Le dépôt de plainte ne constitue pas toujours la seule démarche nécessaire. Si vous craignez de nouvelles violences, vous pouvez demander une ordonnance de protection auprès du juge aux affaires familiales. Cette procédure peut concerner les violences commises par un conjoint, un partenaire ou un ancien partenaire.

Le juge peut prendre différentes mesures selon le danger établi. Il peut notamment interdire certains contacts, limiter les déplacements de l’auteur présumé, organiser provisoirement les relations avec les enfants ou attribuer la jouissance du logement à la personne protégée.

Vous pouvez demander une ordonnance de protection même si la procédure pénale n’est pas terminée. La plainte et la demande de protection répondent à des objectifs différents. La plainte vise le traitement pénal des faits. L’ordonnance vise principalement à prévenir le danger.

Préparez un dossier cohérent. Ajoutez les plaintes, certificats, messages, photographies, témoignages et décisions déjà rendues. Décrivez aussi les comportements de contrôle, les menaces et les épisodes qui montrent une répétition ou une aggravation du danger.

Lorsque des enfants sont concernés, expliquez concrètement les conséquences de la situation sur leur sécurité et leur quotidien. Ne présentez pas d’accusations générales. Décrivez des faits précis, datés et vérifiables.

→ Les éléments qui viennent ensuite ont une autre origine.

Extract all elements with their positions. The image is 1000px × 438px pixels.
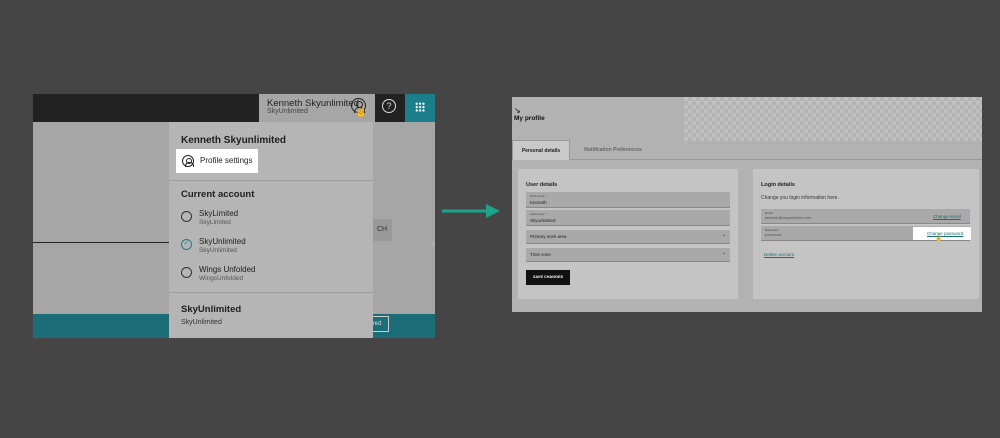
page-title: My profile [514,115,545,122]
work-area-label: Primary work area [530,234,567,239]
radio-icon[interactable] [181,211,192,222]
account-sub: WingsUnfolded [199,275,244,282]
email-value: kenneth@skyunlimited.com [765,216,812,220]
pointer-cursor-icon: ☝ [355,107,368,118]
background-search-button[interactable]: CH [372,219,392,241]
header-pattern [684,97,982,141]
login-details-title: Login details [761,182,795,188]
last-name-label: Last name * [530,211,547,216]
transition-arrow-icon [442,204,500,218]
time-zone-select[interactable]: Time zone ⌄ [526,248,730,262]
change-password-link[interactable]: Change password [927,231,963,236]
password-label: Password [765,227,779,232]
collapse-arrow-icon[interactable]: ↘ [514,106,521,115]
current-account-heading: Current account [181,189,255,200]
account-dropdown: Kenneth Skyunlimited Profile settings Cu… [169,122,373,338]
dropdown-user-name: Kenneth Skyunlimited [181,135,287,146]
save-changes-button[interactable]: SAVE CHANGES [526,270,570,285]
left-screenshot: Kenneth Skyunlimited SkyUnlimited ☝ ? CH… [33,94,435,338]
account-sub: SkyLimited [199,219,231,226]
help-icon[interactable]: ? [382,99,396,113]
last-name-field[interactable]: Last name * Skyunlimited [526,210,730,226]
account-name: SkyLimited [199,209,239,218]
org-footer-sub: SkyUnlimited [181,319,222,326]
account-sub: SkyUnlimited [199,247,237,254]
dropdown-divider [169,292,373,293]
radio-selected-icon[interactable] [181,239,192,250]
background-divider [33,242,169,243]
pointer-cursor-icon: ☝ [935,236,943,242]
user-org: SkyUnlimited [267,108,308,115]
account-option-skyunlimited[interactable]: SkyUnlimited SkyUnlimited [181,235,361,259]
time-zone-label: Time zone [530,252,551,257]
email-label: Email [765,210,773,215]
chevron-down-icon: ⌄ [721,232,726,238]
tab-notification-preferences[interactable]: Notification Preferences [574,140,652,160]
chevron-down-icon: ⌄ [721,250,726,256]
first-name-value: Kenneth [530,199,547,205]
apps-grid-icon[interactable] [415,102,425,112]
account-option-wings-unfolded[interactable]: Wings Unfolded WingsUnfolded [181,263,361,287]
primary-work-area-select[interactable]: Primary work area ⌄ [526,230,730,244]
profile-settings-button[interactable]: Profile settings [176,149,258,173]
password-value: password [765,233,782,237]
last-name-value: Skyunlimited [530,217,556,223]
org-footer-title: SkyUnlimited [181,304,242,315]
edge-caret-icon: › [432,239,435,248]
profile-settings-label: Profile settings [200,156,253,165]
change-email-link[interactable]: Change email [933,214,961,219]
right-screenshot: ↘ My profile Personal details Notificati… [512,97,982,312]
first-name-label: First name * [530,193,547,198]
account-name: Wings Unfolded [199,265,256,274]
login-description: Change you login information here. [761,195,839,201]
user-circle-icon [182,155,194,167]
user-details-card: User details First name * Kenneth Last n… [518,169,738,299]
dropdown-divider [169,180,373,181]
tab-personal-details[interactable]: Personal details [512,140,570,160]
radio-icon[interactable] [181,267,192,278]
user-details-title: User details [526,182,558,188]
account-option-skylimited[interactable]: SkyLimited SkyLimited [181,207,361,231]
login-details-card: Login details Change you login informati… [753,169,979,299]
first-name-field[interactable]: First name * Kenneth [526,192,730,208]
delete-account-link[interactable]: Delete account [764,252,794,257]
account-name: SkyUnlimited [199,237,246,246]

Que faire si la plainte est refusée ou classée ?

Les services de police et de gendarmerie doivent enregistrer les plaintes relatives aux infractions pénales. Si vous rencontrez une difficulté, demandez calmement les coordonnées du responsable du service. Notez la date, l’heure et les circonstances du refus allégué.

Vous pouvez également adresser une plainte écrite au procureur de la République. Votre courrier doit présenter les faits de manière chronologique. Ajoutez les copies des pièces utiles et conservez l’original des documents importants.

Une main courante peut laisser une trace de certains faits, mais elle ne remplace pas toujours une plainte. Si vous souhaitez qu’une enquête soit engagée, demandez conseil sur la démarche adaptée à votre situation.

Un classement sans suite ne signifie pas nécessairement que les faits n’ont pas existé. Il peut être lié à l’état de l’enquête, à la qualification retenue ou aux éléments disponibles. Vous pouvez demander l’analyse de la décision et étudier les recours possibles avec un professionnel.

Ne vous exposez pas à une nouvelle confrontation pour obtenir une preuve. La priorité reste votre sécurité. Un dossier moins volumineux, mais recueilli sans danger, vaut mieux qu’une démarche qui vous mettrait davantage en difficulté.

Déposer plainte sans rester seule face aux violences

Déposer plainte pour violence conjugale permet de signaler les faits et de demander une réponse judiciaire. Vous pouvez agir même si les violences sont anciennes, si vous ne disposez pas encore de toutes les preuves ou si vous avez besoin de temps pour parler. En parallèle, pensez à votre sécurité, à la protection de vos enfants et aux mesures pouvant prévenir de nouveaux contacts. À Paris comme ailleurs, faites-vous accompagner lorsque la situation vous paraît trop complexe ou trop dangereuse pour être gérée seule.

Passez à l'action avec Laura Abecassis

Lorsque les violences conjugales s’accompagnent de menaces, de séparation ou de difficultés concernant les enfants, les démarches peuvent rapidement devenir difficiles à organiser. Vous pouvez demander une analyse de vos faits et de vos pièces afin de clarifier les priorités, les risques et les procédures envisageables.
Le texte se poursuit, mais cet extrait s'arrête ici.